The key to any good exercise programming is to mange the variables of intensity(load), volume, and frequency so as to maximize all three of the major contributors to the stimulus. A mistake we and many others in the industry made for years with our clients is that we tried to maximize intensity to a degree that minimized volume and frequency. The assumption was that intensity was the main driver and in order to increase it we had to keep volume and frequency to a bare minimum. This is as it must be since intensity is inversely proportional to volume and frequency. This worked for making weights go up on a consistent basis, but it left trainees without the actual result they(ourselves included) really desired. We want the plethora of benefits from having a greater amount of metabolically active tissue not just the ability to move more load. Over the years we’ve seen too many people be able to significantly increase the amount of load they can use on their exercises without a significant increase in lean tissue to doubt this phenomenon. A retort to this position is simply that the folks who didn’t gain a significant amount of lean tissue were simply dealt a bad hand genetically. It’s our opinion that this position is an unfortunate cop out in order to protect an antiquated system and to reduce the complexity involved with effective programming.
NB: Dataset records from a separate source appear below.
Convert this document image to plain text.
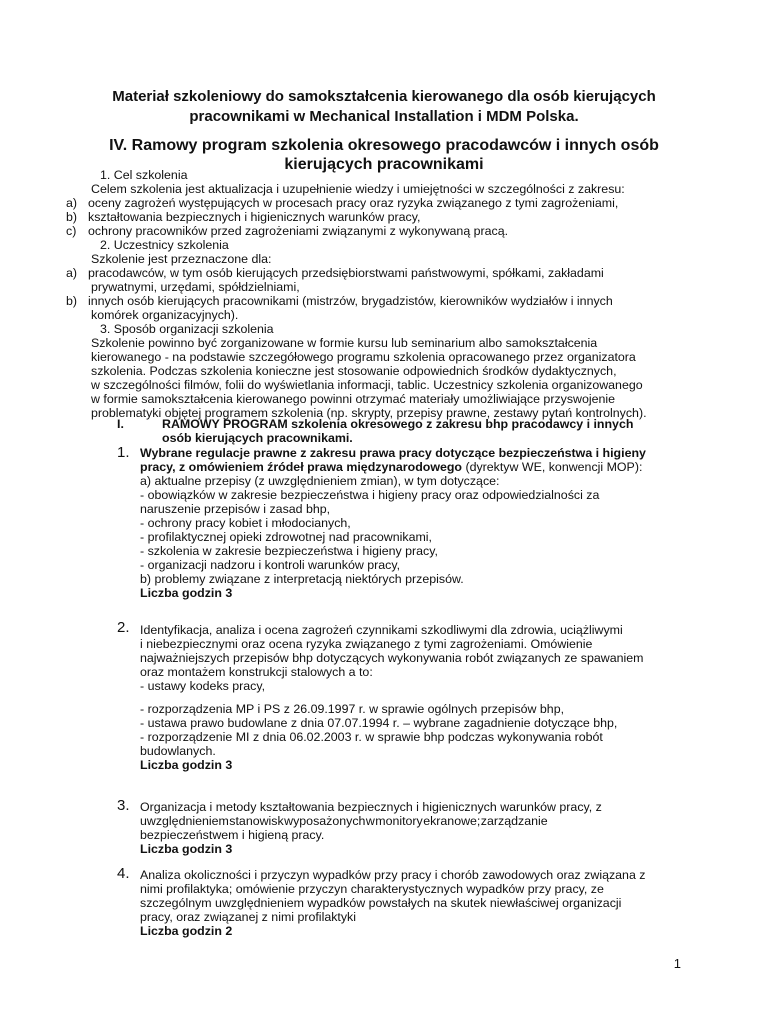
Materiał szkoleniowy do samokształcenia kierowanego dla osób kierujących
pracownikami w Mechanical Installation i MDM Polska.
IV. Ramowy program szkolenia okresowego pracodawców i innych osób
kierujących pracownikami
1. Cel szkolenia
Celem szkolenia jest aktualizacja i uzupełnienie wiedzy i umiejętności w szczególności z zakresu:
a) oceny zagrożeń występujących w procesach pracy oraz ryzyka związanego z tymi zagrożeniami,
b) kształtowania bezpiecznych i higienicznych warunków pracy,
c) ochrony pracowników przed zagrożeniami związanymi z wykonywaną pracą.
2. Uczestnicy szkolenia
Szkolenie jest przeznaczone dla:
a) pracodawców, w tym osób kierujących przedsiębiorstwami państwowymi, spółkami, zakładami
prywatnymi, urzędami, spółdzielniami,
b) innych osób kierujących pracownikami (mistrzów, brygadzistów, kierowników wydziałów i innych
komórek organizacyjnych).
3. Sposób organizacji szkolenia
Szkolenie powinno być zorganizowane w formie kursu lub seminarium albo samokształcenia
kierowanego - na podstawie szczegółowego programu szkolenia opracowanego przez organizatora
szkolenia. Podczas szkolenia konieczne jest stosowanie odpowiednich środków dydaktycznych,
w szczególności filmów, folii do wyświetlania informacji, tablic. Uczestnicy szkolenia organizowanego
w formie samokształcenia kierowanego powinni otrzymać materiały umożliwiające przyswojenie
problematyki objętej programem szkolenia (np. skrypty, przepisy prawne, zestawy pytań kontrolnych).
I.	RAMOWY PROGRAM szkolenia okresowego z zakresu bhp pracodawcy i innych
osób kierujących pracownikami.
1. Wybrane regulacje prawne z zakresu prawa pracy dotyczące bezpieczeństwa i higieny
pracy, z omówieniem źródeł prawa międzynarodowego (dyrektyw WE, konwencji MOP):
a) aktualne przepisy (z uwzględnieniem zmian), w tym dotyczące:
- obowiązków w zakresie bezpieczeństwa i higieny pracy oraz odpowiedzialności za
naruszenie przepisów i zasad bhp,
- ochrony pracy kobiet i młodocianych,
- profilaktycznej opieki zdrowotnej nad pracownikami,
- szkolenia w zakresie bezpieczeństwa i higieny pracy,
- organizacji nadzoru i kontroli warunków pracy,
b) problemy związane z interpretacją niektórych przepisów.
Liczba godzin 3
2. Identyfikacja, analiza i ocena zagrożeń czynnikami szkodliwymi dla zdrowia, uciążliwymi
i niebezpiecznymi oraz ocena ryzyka związanego z tymi zagrożeniami. Omówienie
najważniejszych przepisów bhp dotyczących wykonywania robót związanych ze spawaniem
oraz montażem konstrukcji stalowych a to:
- ustawy kodeks pracy,
- rozporządzenia MP i PS z 26.09.1997 r. w sprawie ogólnych przepisów bhp,
- ustawa prawo budowlane z dnia 07.07.1994 r. – wybrane zagadnienie dotyczące bhp,
- rozporządzenie MI z dnia 06.02.2003 r. w sprawie bhp podczas wykonywania robót
budowlanych.
Liczba godzin 3
3. Organizacja i metody kształtowania bezpiecznych i higienicznych warunków pracy, z
uwzględnieniem stanowisk wyposażonych w monitory ekranowe; zarządzanie
bezpieczeństwem i higieną pracy.
Liczba godzin 3
4. Analiza okoliczności i przyczyn wypadków przy pracy i chorób zawodowych oraz związana z
nimi profilaktyka; omówienie przyczyn charakterystycznych wypadków przy pracy, ze
szczególnym uwzględnieniem wypadków powstałych na skutek niewłaściwej organizacji
pracy, oraz związanej z nimi profilaktyki
Liczba godzin 2
1
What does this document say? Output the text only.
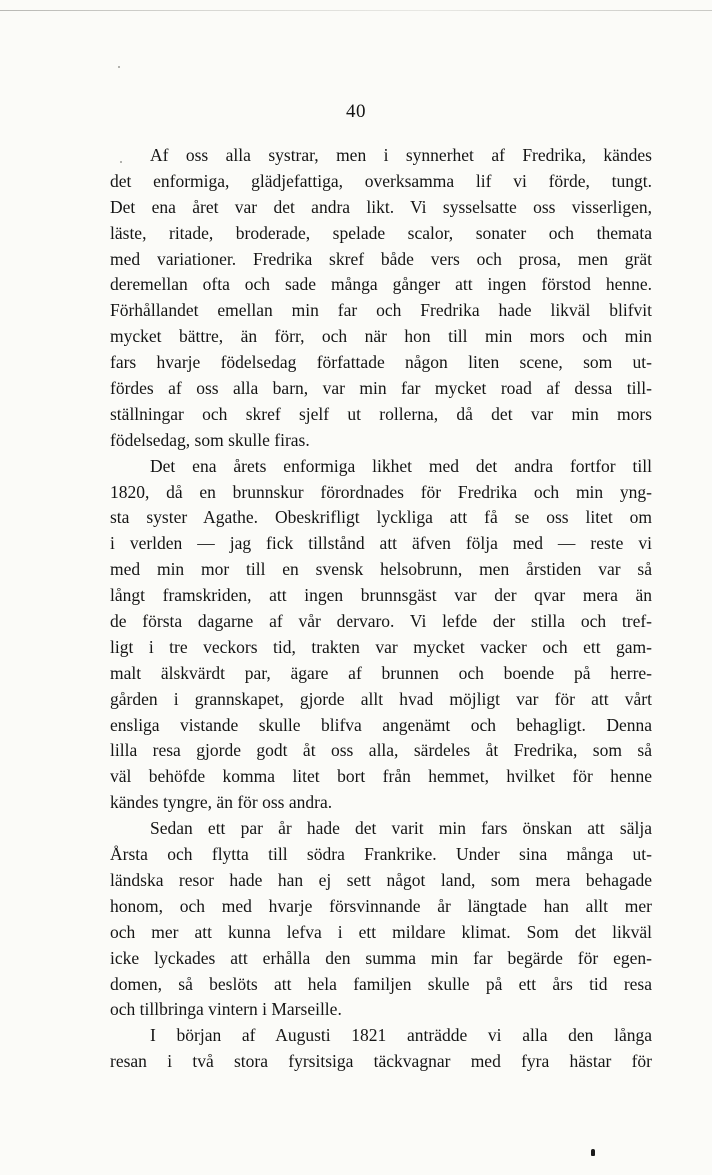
40
Af oss alla systrar, men i synnerhet af Fredrika, kändes
det enformiga, glädjefattiga, overksamma lif vi förde, tungt.
Det ena året var det andra likt. Vi sysselsatte oss visserligen,
läste, ritade, broderade, spelade scalor, sonater och themata
med variationer. Fredrika skref både vers och prosa, men grät
deremellan ofta och sade många gånger att ingen förstod henne.
Förhållandet emellan min far och Fredrika hade likväl blifvit
mycket bättre, än förr, och när hon till min mors och min
fars hvarje födelsedag författade någon liten scene, som ut-
fördes af oss alla barn, var min far mycket road af dessa till-
ställningar och skref sjelf ut rollerna, då det var min mors
födelsedag, som skulle firas.
Det ena årets enformiga likhet med det andra fortfor till
1820, då en brunnskur förordnades för Fredrika och min yng-
sta syster Agathe. Obeskrifligt lyckliga att få se oss litet om
i verlden — jag fick tillstånd att äfven följa med — reste vi
med min mor till en svensk helsobrunn, men årstiden var så
långt framskriden, att ingen brunnsgäst var der qvar mera än
de första dagarne af vår dervaro. Vi lefde der stilla och tref-
ligt i tre veckors tid, trakten var mycket vacker och ett gam-
malt älskvärdt par, ägare af brunnen och boende på herre-
gården i grannskapet, gjorde allt hvad möjligt var för att vårt
ensliga vistande skulle blifva angenämt och behagligt. Denna
lilla resa gjorde godt åt oss alla, särdeles åt Fredrika, som så
väl behöfde komma litet bort från hemmet, hvilket för henne
kändes tyngre, än för oss andra.
Sedan ett par år hade det varit min fars önskan att sälja
Årsta och flytta till södra Frankrike. Under sina många ut-
ländska resor hade han ej sett något land, som mera behagade
honom, och med hvarje försvinnande år längtade han allt mer
och mer att kunna lefva i ett mildare klimat. Som det likväl
icke lyckades att erhålla den summa min far begärde för egen-
domen, så beslöts att hela familjen skulle på ett års tid resa
och tillbringa vintern i Marseille.
I början af Augusti 1821 anträdde vi alla den långa
resan i två stora fyrsitsiga täckvagnar med fyra hästar för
While effective programming is more complicated than the cookie cutter one set to failure programming, it is required if your objective is to derive the actual health benefits overtime from strength training.

 

We don’t have all the answers with regards to training protocols, but our experience over the years has been that more consideration needs to be given to all of the variables involved in a workout if it is to give us the results we are after. The past few years have been an exciting time for us. As we begun to refine our protocols based on the knowledge derived from the fields of motor learning and exercise programming, our clients have reaped much greater benefits from their training. Most report also having less joint pain and feeling more enthused for the workouts. Sounds like a recipe for consistency.

 

Future writing projects will address the ins and outs of our exercise methodology, but suffice to say for now that it is of utmost importance to always ask yourself, “What is getting stronger with my strength training.”